Le 5e Sommet de l'Asie de l'Est (EAS) a débuté samedi à Hanoï, capitale du Vietnam, en présence des dirigeants des 10 membres de l'Association des nations de l'Asie du Sud-Est (ASEAN) et des six partenaires de dialogue , pour discuter des questions stratégiques concernant la région.
L'ASEAN regroupe actuellement dix pays membres, comme l'Indonésie, la Malaisie, les Philippines, Singapour, la Thaïlande, Brunei, le Vietnam, le Laos, le Myanmar ( la Birmanie) ,et le Cambodge . Les six partenaires de dialogue comprennent la Chine, le Japon, la Corée du Sud, l'Inde, l'Australie et la Nouvelle Zélande.
Le Premier ministre vietnamien Nguyen Tan Dung, à l'occasion de l'ouverture du sommet,présidait le sommet de cette année.
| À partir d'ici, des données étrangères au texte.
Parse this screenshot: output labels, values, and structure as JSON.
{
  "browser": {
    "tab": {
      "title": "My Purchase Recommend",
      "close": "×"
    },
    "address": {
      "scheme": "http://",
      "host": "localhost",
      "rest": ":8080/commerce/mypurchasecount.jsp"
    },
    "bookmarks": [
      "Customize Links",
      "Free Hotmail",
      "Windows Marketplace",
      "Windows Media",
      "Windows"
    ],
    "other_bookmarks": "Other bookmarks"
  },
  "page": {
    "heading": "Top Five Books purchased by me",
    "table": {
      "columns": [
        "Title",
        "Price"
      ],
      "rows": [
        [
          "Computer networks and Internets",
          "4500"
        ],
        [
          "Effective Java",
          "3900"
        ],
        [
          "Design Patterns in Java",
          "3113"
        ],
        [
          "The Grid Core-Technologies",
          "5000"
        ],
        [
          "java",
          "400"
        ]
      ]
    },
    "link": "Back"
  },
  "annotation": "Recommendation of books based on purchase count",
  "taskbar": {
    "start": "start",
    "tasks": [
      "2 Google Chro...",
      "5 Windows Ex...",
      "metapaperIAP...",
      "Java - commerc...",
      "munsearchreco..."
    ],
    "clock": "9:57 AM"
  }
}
Il a affirmé que le mécanisme de l'EAS continuerait à servir l'objectif de soutenir le redressement économique et le développement durable de la région.
Fondé en 2005, l'EAS, ou appelé "ASEAN + 6", est considéré comme un forum pour le dialogue sur les questions stratégiques concernant l'Asie de l'Est ainsi que d'autres dossiers régionaux ou mondiaux, qui se concentrent sur les questions telles que, entre autres, le terrorisme, l'énergie, les épidémies, le développement durable, la réduction de la pauvreté.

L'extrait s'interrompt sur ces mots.